Now, in both instances, we’re stuck and can’t go back. We just plow forward - more suburbanization, more road-building, more globalism, more deregulation. We can’t even see another way, because the “experts” have all been bought off. We're told that there is no alternative by the forces that benefit from the current arrangement. Truly a sad state of affairs. And just like with the traffic engineers, the original judgement of economists has been supplanted, but not refuted.

A final note: it seems that the rhetoric of “freedom” has been hijacked to do just about every destructive thing in America by the rich and corporations.

RELATED: Parking Maked People Insane (BoingBoing)

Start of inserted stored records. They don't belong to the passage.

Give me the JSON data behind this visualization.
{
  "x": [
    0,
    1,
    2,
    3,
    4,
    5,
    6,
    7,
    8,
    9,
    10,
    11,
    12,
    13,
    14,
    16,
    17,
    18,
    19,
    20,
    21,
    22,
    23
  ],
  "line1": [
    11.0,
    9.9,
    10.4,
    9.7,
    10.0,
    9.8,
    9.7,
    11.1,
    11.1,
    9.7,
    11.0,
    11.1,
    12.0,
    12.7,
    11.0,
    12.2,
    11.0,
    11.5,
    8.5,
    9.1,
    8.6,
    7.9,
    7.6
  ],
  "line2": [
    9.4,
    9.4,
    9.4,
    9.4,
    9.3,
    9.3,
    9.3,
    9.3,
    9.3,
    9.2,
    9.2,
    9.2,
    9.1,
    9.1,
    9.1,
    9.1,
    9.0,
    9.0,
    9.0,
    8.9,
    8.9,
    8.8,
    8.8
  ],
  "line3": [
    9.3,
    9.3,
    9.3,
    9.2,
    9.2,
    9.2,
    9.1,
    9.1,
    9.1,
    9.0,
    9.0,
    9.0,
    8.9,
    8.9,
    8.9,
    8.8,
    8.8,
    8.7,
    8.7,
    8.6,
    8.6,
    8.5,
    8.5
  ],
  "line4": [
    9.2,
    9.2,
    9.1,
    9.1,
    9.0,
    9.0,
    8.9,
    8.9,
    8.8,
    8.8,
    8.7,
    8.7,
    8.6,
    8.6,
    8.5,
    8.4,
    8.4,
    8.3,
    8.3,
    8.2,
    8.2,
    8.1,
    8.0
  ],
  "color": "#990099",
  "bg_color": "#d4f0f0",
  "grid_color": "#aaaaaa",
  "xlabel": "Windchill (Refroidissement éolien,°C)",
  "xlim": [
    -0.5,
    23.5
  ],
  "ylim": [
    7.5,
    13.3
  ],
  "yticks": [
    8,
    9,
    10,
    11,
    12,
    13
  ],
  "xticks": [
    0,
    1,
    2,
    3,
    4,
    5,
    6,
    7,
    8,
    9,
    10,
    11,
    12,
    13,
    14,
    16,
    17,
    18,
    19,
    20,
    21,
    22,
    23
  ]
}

Writing in the LA Magazine, Dave Gardetta visits the thinking of the world's top parking theorists, who believe that parking causes people to go insane: "I truly believe that when men and women think about parking, their mental capacity reverts to the reptilian cortex of the brain. How to get food, ritual display, territorial dominance—all these things are part of parking, and we’ve assigned it to the most primitive part of the brain that makes snap fight-or-flight decisions. Our mental capacities just bottom out when we talk about parking."

The whole feature is fascinating, tracing the grim history of urban parking, where neighborhoods were blighted and jobs and businesses destroyed in the rush to add places for cars; up to recent political wrangles over parking in southern California's car-centric metro areas.

1 comment:

  1. I only heard about the Powell Memorandum through the comments on JMG's blog a little while ago. Always wondered where all those nasty "think tanks" which are quoted in the news daily came from. Secret and pervasive, they're today's Inquisition -- nothing but destructive power.